I've been blessed to know and work with Jim for many years now. He is a gentleman in every positive sense of that word. He is unfailingly kind to volunteers, landowners, and conservation professionals. He and Marci have generous hearts. I'll never forget when a young feral cat tottered out of the grass and collapsed at their feet at the end of a long work day. That was the luckiest cat in Wisconsin. Jim and Marci scooped it up, took it home, spent Lord knows how much on vet bills, and then found it a loving, inside home. He's a lot fun too. Over the years the number of volunteers at SWTU work days have grown—sure the work is worthwhile, but we learn a lot, hang out with great folks, and have fun. All thanks to Jim.
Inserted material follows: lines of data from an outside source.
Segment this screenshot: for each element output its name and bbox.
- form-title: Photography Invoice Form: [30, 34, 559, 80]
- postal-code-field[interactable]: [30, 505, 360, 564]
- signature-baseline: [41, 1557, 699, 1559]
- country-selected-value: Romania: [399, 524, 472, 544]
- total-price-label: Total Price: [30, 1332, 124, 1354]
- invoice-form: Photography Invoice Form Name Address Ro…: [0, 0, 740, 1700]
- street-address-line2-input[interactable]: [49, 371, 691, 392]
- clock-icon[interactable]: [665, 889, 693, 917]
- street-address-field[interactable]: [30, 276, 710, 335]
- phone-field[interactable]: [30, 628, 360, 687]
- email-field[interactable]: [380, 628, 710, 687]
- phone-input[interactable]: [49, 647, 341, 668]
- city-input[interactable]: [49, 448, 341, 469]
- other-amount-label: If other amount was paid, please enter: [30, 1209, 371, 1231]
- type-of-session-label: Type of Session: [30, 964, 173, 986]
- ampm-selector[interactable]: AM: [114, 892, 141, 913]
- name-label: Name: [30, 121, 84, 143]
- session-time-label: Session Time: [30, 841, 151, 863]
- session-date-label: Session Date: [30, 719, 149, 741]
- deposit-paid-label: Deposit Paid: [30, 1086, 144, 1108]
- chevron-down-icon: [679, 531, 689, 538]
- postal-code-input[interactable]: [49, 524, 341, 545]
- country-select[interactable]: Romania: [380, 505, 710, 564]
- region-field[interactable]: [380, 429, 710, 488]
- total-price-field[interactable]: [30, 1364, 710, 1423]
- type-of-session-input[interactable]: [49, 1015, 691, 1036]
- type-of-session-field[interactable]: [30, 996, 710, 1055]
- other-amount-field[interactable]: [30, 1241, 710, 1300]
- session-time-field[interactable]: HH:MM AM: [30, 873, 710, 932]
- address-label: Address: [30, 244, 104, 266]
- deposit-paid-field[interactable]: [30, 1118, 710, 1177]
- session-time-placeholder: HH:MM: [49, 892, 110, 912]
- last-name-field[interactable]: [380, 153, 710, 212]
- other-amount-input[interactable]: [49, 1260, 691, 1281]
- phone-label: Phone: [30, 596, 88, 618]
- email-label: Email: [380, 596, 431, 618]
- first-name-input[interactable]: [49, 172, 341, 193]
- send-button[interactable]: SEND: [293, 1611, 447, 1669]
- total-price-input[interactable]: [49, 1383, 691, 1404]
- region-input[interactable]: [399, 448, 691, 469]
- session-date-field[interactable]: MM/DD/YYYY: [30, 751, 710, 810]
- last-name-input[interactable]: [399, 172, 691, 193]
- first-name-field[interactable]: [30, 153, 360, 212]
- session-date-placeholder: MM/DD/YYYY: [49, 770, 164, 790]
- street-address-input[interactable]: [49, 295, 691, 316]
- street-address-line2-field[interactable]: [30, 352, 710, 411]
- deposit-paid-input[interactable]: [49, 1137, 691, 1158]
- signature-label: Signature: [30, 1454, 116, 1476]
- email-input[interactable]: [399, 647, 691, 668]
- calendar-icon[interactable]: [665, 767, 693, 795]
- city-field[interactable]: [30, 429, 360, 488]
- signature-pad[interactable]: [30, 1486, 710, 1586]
Southern Wisconsin Bird Alliance is also proud to claim Jim as one of our own. As he recounts in the Monroe Time, Mark Martin of SoWBA’s Goose Pond Sanctuary got him into the bluebird game. Goose Pond is also where Jim and Marci learned many of the prairie restoration techniques they applied to their own land. Their home serves as the base camp for many SoWBA kestrel banding events in Lafayette County, where they provide lunch, a space to gather, and access to 10 nearby kestrel nest boxes.
Jim, thank you so much. And see you this Saturday at Sawmill Creek for another funday—that's what we should call our work days. And if you get a chance to learn about bluebird and kestrel boxes from Jim, take it!